Personal information
- Full name: Reynaud Syverne Robinson
- Born: April 1, 1952 (age 74) Fort Meade, Florida, U.S.
- Education: Florida A&M
- Height: 6 ft 0 in (183 cm)
- Weight: 146 lb (66 kg)

Sport
- Country: United States
- Sport: Track and field
- Event: 100m dash, 200m

Achievements and titles
- Olympic finals: 1972 quarterfinal heat
- Personal bests: 100 m – 9.9 (1972) 220 yd – 20.8 (1974)

= Rey Robinson =

American sprinter

Reynaud Syverne "Rey" Robinson (born April 1, 1952) is a former American athlete, one of the world's top sprinters in the early 1970s.

At age twenty on July 1, 1972, Robinson finished second to Eddie Hart in the 100 meters at the Olympic Trials in Eugene, Oregon, equalling the world record at 9.9 seconds. Both were favorites at the 1972 Summer Olympics in Munich, West Germany, held two months later.

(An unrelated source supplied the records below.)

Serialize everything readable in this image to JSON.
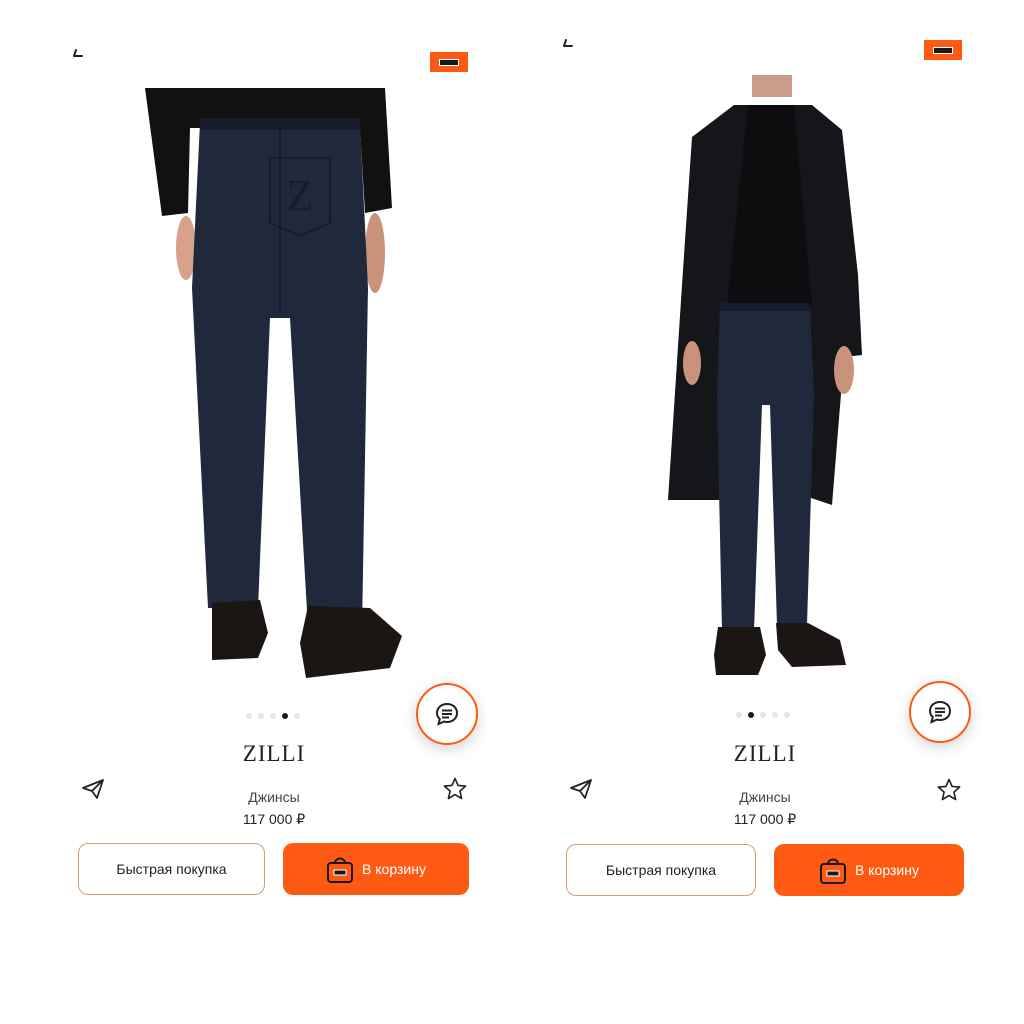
{
  "colors": {
    "accent": "#ff5a14",
    "pants": "#20283c",
    "garment": "#15161a"
  },
  "screens": [
    {
      "icons": {
        "back": "chevron-left-icon",
        "logo": "bag-logo-icon",
        "chat": "chat-icon",
        "share": "paper-plane-icon",
        "favorite": "star-icon"
      },
      "gallery": {
        "image_index": 4,
        "image_count": 5,
        "photo": "jeans back view"
      },
      "product": {
        "brand": "ZILLI",
        "type": "Джинсы",
        "price": "117 000 ₽"
      },
      "actions": {
        "quick_buy": "Быстрая покупка",
        "add_to_cart": "В корзину"
      }
    },
    {
      "icons": {
        "back": "chevron-left-icon",
        "logo": "bag-logo-icon",
        "chat": "chat-icon",
        "share": "paper-plane-icon",
        "favorite": "star-icon"
      },
      "gallery": {
        "image_index": 2,
        "image_count": 5,
        "photo": "model in coat front view"
      },
      "product": {
        "brand": "ZILLI",
        "type": "Джинсы",
        "price": "117 000 ₽"
      },
      "actions": {
        "quick_buy": "Быстрая покупка",
        "add_to_cart": "В корзину"
      }
    }
  ]
}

However, they were eliminated in the 100 m race because their coach, Stan Wright, unknowingly using an outdated Olympic schedule to determine the starting time of their quarterfinal heat, failed to deliver them to the track on time. This failure due to disorganization created much controversy. Though still bitter at what occurred, Robinson declared he did not blame Wright for what happened.

Robinson continued in the sport as head track coach at Florida A&M University (2001–2009), coaching multiple Olympic medalist Walter Dix.